A combined continental-ocean magnetotelluric (MT) transect of the southern Appalachians orogenic belt has been completed that spans nearly 600 km on land and extends over 1000 km offshore beneath the Atlantic Ocean. The study is revealing the long-term changes in the lithosphere that occur as active subduction regimes degenerate to fossil regimes, and tests the degree to which the latter are modified by subsequent extension. The electrical resistivity structure of active subduction has been examined by several researchers in recent years (Wannamaker and Hohmann, 1991; Jones, 1993), but here is the first thorough examination of a currently passive, former convergent, margin.

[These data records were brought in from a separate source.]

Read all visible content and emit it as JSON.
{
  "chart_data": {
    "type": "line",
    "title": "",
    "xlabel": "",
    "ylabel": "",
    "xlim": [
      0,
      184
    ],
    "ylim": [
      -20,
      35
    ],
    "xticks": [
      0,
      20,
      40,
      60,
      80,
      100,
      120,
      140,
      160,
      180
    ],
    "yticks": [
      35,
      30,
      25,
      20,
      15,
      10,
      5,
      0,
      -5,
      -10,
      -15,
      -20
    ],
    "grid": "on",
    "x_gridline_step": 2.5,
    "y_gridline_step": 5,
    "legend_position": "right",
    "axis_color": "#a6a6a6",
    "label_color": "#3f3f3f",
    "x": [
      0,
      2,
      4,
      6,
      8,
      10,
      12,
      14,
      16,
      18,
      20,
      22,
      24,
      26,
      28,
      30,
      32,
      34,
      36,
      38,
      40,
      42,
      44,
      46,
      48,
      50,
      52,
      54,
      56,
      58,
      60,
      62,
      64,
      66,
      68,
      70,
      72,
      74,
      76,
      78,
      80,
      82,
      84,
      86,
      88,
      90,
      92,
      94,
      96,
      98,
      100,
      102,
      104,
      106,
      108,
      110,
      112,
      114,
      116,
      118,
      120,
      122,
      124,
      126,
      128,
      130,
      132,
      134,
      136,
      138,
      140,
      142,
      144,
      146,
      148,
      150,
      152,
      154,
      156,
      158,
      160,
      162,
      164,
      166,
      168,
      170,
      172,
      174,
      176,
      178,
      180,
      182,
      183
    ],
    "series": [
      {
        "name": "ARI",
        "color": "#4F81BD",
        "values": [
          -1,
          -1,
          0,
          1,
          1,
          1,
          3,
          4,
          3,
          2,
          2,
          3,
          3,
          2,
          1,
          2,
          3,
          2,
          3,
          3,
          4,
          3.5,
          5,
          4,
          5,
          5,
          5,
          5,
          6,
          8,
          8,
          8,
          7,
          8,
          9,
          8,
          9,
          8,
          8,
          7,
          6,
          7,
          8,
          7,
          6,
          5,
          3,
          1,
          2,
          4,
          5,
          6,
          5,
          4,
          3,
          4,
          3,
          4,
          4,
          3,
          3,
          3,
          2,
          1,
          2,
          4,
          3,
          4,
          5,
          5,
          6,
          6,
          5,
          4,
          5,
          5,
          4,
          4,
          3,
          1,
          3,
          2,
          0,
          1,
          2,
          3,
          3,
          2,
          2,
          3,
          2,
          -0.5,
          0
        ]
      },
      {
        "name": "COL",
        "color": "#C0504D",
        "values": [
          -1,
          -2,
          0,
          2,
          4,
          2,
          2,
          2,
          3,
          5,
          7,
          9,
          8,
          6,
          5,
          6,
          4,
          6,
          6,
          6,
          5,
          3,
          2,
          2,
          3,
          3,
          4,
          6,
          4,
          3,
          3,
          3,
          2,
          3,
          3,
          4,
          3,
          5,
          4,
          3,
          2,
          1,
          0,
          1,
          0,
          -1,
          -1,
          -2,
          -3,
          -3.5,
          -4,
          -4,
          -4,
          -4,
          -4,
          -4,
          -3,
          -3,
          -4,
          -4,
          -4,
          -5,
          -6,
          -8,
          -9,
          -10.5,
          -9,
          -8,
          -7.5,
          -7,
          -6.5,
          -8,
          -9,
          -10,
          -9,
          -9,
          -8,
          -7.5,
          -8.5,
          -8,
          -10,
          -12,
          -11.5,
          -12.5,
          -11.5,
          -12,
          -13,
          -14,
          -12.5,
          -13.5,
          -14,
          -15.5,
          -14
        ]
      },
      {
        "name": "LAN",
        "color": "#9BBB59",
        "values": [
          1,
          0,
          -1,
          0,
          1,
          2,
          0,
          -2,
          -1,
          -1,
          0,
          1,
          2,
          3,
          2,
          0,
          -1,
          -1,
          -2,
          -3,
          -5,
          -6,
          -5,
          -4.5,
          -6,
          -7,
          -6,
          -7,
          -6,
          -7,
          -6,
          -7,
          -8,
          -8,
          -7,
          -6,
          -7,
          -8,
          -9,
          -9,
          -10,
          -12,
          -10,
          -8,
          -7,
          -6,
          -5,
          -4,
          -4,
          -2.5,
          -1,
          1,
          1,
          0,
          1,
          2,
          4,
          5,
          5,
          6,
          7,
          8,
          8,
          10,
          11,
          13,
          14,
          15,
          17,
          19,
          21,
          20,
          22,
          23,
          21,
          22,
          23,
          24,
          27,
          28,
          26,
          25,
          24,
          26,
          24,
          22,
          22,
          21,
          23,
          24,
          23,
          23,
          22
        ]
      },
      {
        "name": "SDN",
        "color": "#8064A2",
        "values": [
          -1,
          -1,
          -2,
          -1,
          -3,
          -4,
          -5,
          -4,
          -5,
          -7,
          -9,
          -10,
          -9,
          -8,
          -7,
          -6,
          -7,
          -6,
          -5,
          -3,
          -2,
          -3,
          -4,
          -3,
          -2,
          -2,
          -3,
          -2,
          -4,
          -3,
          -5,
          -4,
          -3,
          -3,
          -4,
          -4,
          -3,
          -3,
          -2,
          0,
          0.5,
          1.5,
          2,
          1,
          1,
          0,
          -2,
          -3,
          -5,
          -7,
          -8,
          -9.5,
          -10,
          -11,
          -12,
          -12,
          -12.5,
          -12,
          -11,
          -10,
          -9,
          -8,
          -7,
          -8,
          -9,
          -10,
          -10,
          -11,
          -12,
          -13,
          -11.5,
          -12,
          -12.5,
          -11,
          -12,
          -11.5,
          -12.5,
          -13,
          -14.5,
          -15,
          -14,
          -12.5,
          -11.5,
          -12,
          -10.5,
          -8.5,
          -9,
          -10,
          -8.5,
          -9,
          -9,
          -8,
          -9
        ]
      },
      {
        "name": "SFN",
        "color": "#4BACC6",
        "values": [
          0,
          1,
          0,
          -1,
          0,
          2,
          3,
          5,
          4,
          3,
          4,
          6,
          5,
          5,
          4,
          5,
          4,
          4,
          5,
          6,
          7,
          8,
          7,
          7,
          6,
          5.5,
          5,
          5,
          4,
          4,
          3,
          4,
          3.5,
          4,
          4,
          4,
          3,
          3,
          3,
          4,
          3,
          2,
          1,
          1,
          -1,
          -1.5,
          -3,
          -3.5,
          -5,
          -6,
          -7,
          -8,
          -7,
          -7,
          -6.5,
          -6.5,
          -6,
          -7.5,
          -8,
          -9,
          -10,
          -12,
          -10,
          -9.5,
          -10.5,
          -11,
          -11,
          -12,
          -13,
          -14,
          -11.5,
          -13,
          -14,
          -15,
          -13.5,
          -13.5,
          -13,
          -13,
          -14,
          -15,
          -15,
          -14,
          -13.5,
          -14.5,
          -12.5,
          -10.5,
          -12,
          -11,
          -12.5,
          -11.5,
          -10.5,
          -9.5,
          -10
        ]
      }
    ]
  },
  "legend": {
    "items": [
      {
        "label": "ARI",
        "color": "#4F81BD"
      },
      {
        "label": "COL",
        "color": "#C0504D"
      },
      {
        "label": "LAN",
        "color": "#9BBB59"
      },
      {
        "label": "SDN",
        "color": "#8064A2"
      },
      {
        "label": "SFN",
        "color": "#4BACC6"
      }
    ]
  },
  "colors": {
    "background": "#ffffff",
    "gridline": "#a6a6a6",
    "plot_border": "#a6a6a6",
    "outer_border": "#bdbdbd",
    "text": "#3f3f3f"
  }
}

It is in orogenic belts such as the Appalachians that most present-day continental crust is defined, through metamorphic reworking of older material, addition of new material by magmatism, or the imbrication of protocontinental fragments in the course of subduction. Within orogenic belts, localised "suture" zones mark the transitions between continental fragments. Continental deformation in these zones can extend through the entire lithosphere, and its role in controlling the loci of future orogenies is a question fundamental to understanding the evolution of the Earth. The lithological properties of greatest importance to continental deformation are the composition and metamorphic state of the material, the presence of fluids, the temperature, and pre-existing zones of weakness.

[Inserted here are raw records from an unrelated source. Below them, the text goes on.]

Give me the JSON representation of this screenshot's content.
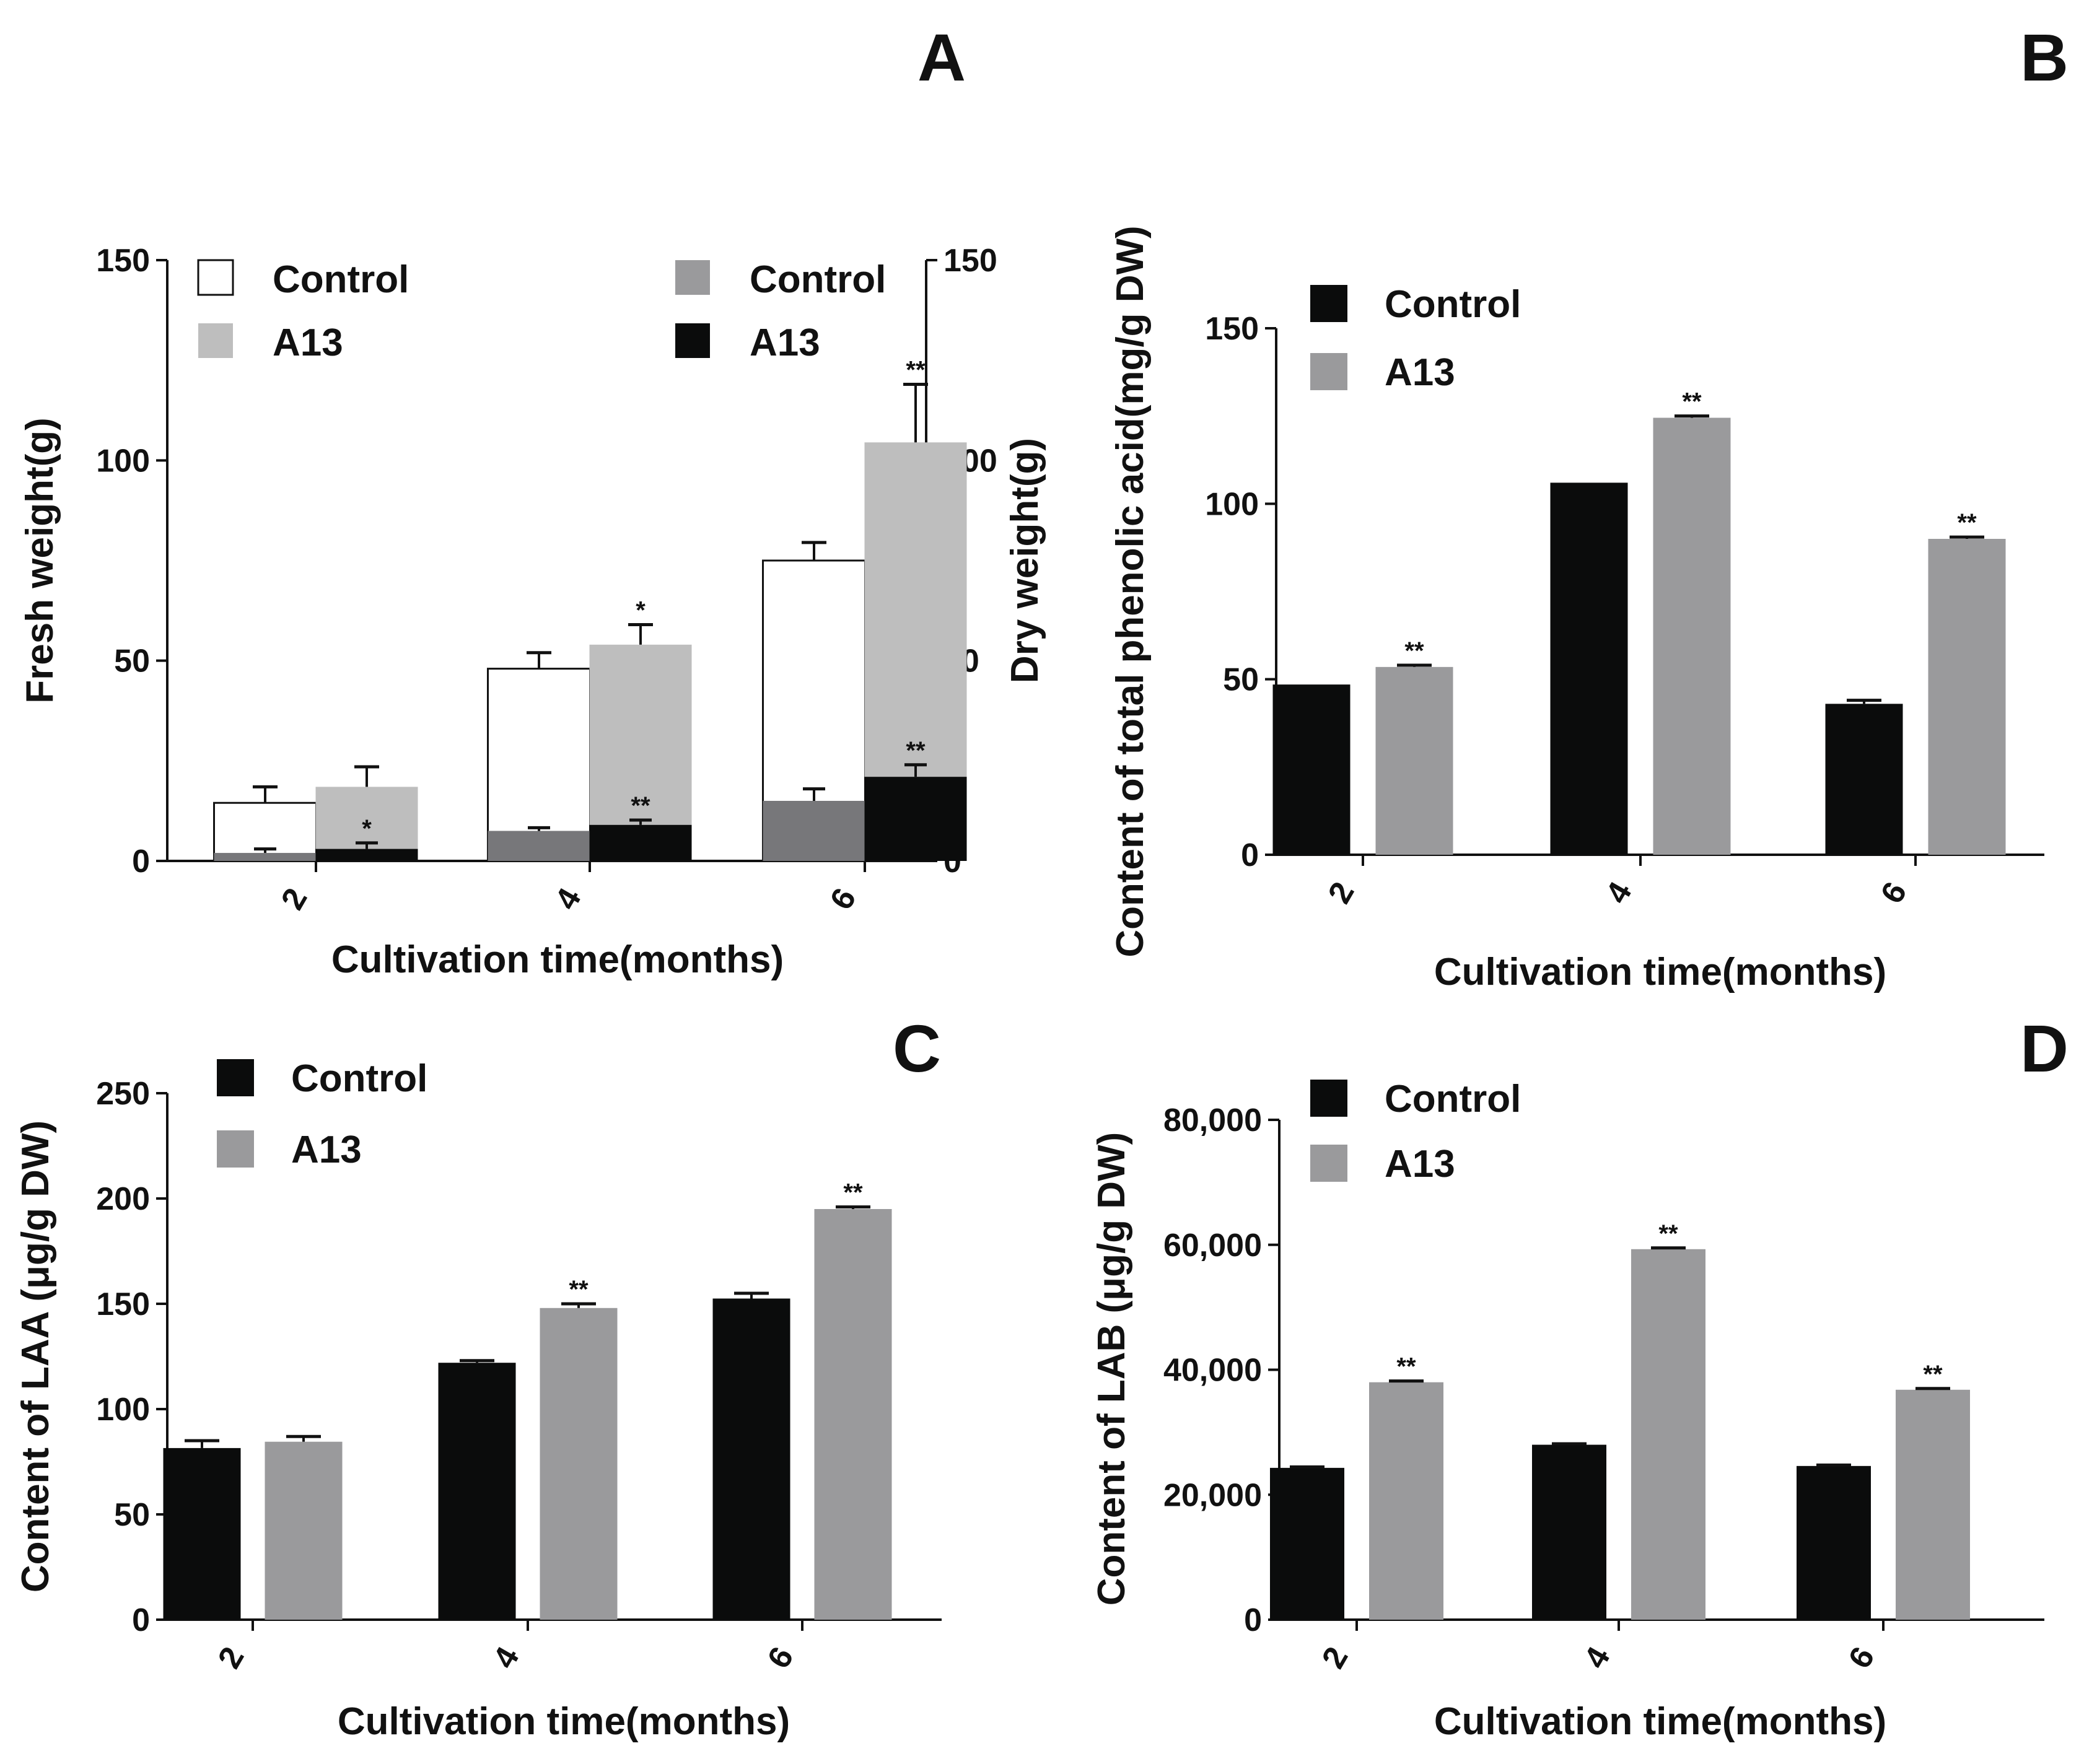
{
  "chart_data": [
    {
      "id": "A",
      "type": "bar",
      "panel_label": "A",
      "categories": [
        "2",
        "4",
        "6"
      ],
      "xlabel": "Cultivation time(months)",
      "ylabel": "Fresh weight(g)",
      "ylabel_right": "Dry weight(g)",
      "ylim": [
        0,
        150
      ],
      "yticks": [
        "0",
        "50",
        "100",
        "150"
      ],
      "yticks_right": [
        "0",
        "50",
        "100",
        "150"
      ],
      "legend": [
        {
          "name": "Control",
          "color": "#ffffff"
        },
        {
          "name": "A13",
          "color": "#bebebe"
        },
        {
          "name": "Control",
          "color": "#9a9a9c"
        },
        {
          "name": "A13",
          "color": "#0b0c0c"
        }
      ],
      "fresh_weight": [
        {
          "name": "Control",
          "color": "#ffffff",
          "values": [
            14.5,
            48,
            75
          ],
          "errors": [
            4,
            4,
            4.5
          ],
          "stars": [
            "",
            "",
            ""
          ]
        },
        {
          "name": "A13",
          "color": "#bebebe",
          "values": [
            18.5,
            54,
            104.5
          ],
          "errors": [
            5,
            5,
            14.5
          ],
          "stars": [
            "",
            "*",
            "**"
          ]
        }
      ],
      "dry_weight": [
        {
          "name": "Control",
          "color": "#77777a",
          "values": [
            2,
            7.5,
            15
          ],
          "errors": [
            1,
            0.8,
            3
          ],
          "stars": [
            "",
            "",
            ""
          ]
        },
        {
          "name": "A13",
          "color": "#0b0c0c",
          "values": [
            3,
            9,
            21
          ],
          "errors": [
            1.5,
            1.2,
            3
          ],
          "stars": [
            "*",
            "**",
            "**"
          ]
        }
      ]
    },
    {
      "id": "B",
      "type": "bar",
      "panel_label": "B",
      "categories": [
        "2",
        "4",
        "6"
      ],
      "xlabel": "Cultivation time(months)",
      "ylabel": "Content of total phenolic acid(mg/g DW)",
      "ylim": [
        0,
        150
      ],
      "yticks": [
        "0",
        "50",
        "100",
        "150"
      ],
      "series": [
        {
          "name": "Control",
          "color": "#0b0c0c",
          "values": [
            48.5,
            106,
            43
          ],
          "errors": [
            0,
            0,
            1
          ],
          "stars": [
            "",
            "",
            ""
          ]
        },
        {
          "name": "A13",
          "color": "#9a9a9c",
          "values": [
            53.5,
            124.5,
            90
          ],
          "errors": [
            0.5,
            0.5,
            0.5
          ],
          "stars": [
            "**",
            "**",
            "**"
          ]
        }
      ]
    },
    {
      "id": "C",
      "type": "bar",
      "panel_label": "C",
      "categories": [
        "2",
        "4",
        "6"
      ],
      "xlabel": "Cultivation time(months)",
      "ylabel": "Content of LAA (μg/g DW)",
      "ylim": [
        0,
        250
      ],
      "yticks": [
        "0",
        "50",
        "100",
        "150",
        "200",
        "250"
      ],
      "series": [
        {
          "name": "Control",
          "color": "#0b0c0c",
          "values": [
            81.5,
            122,
            152.5
          ],
          "errors": [
            3.5,
            1,
            2.5
          ],
          "stars": [
            "",
            "",
            ""
          ]
        },
        {
          "name": "A13",
          "color": "#9a9a9c",
          "values": [
            84.5,
            148,
            195
          ],
          "errors": [
            2.5,
            2,
            1
          ],
          "stars": [
            "",
            "**",
            "**"
          ]
        }
      ]
    },
    {
      "id": "D",
      "type": "bar",
      "panel_label": "D",
      "categories": [
        "2",
        "4",
        "6"
      ],
      "xlabel": "Cultivation time(months)",
      "ylabel": "Content of LAB (μg/g DW)",
      "ylim": [
        0,
        80000
      ],
      "yticks": [
        "0",
        "20,000",
        "40,000",
        "60,000",
        "80,000"
      ],
      "series": [
        {
          "name": "Control",
          "color": "#0b0c0c",
          "values": [
            24300,
            28000,
            24600
          ],
          "errors": [
            150,
            150,
            150
          ],
          "stars": [
            "",
            "",
            ""
          ]
        },
        {
          "name": "A13",
          "color": "#9a9a9c",
          "values": [
            38000,
            59300,
            36800
          ],
          "errors": [
            200,
            200,
            200
          ],
          "stars": [
            "**",
            "**",
            "**"
          ]
        }
      ]
    }
  ]
}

Electrical resistivity (or its inverse, conductivity) is strongly affected by such properties. Indeed, major deep conductivity anomalies have been recognised in reconnaisance surveys of orogenic belts throughout the world (e.g., Jones, 1993). Most of these anomalies were located using magnetometer array data whose interpretation unfortunately is often ambiguous. A far more detailed image for the southern Appalachians is being sought with modern quality MT data and analysis. Our instruments were deployed primarily in the spring and summer of 1994, and procide data on electrical resistivity from depths of about 1 km to over 200 km.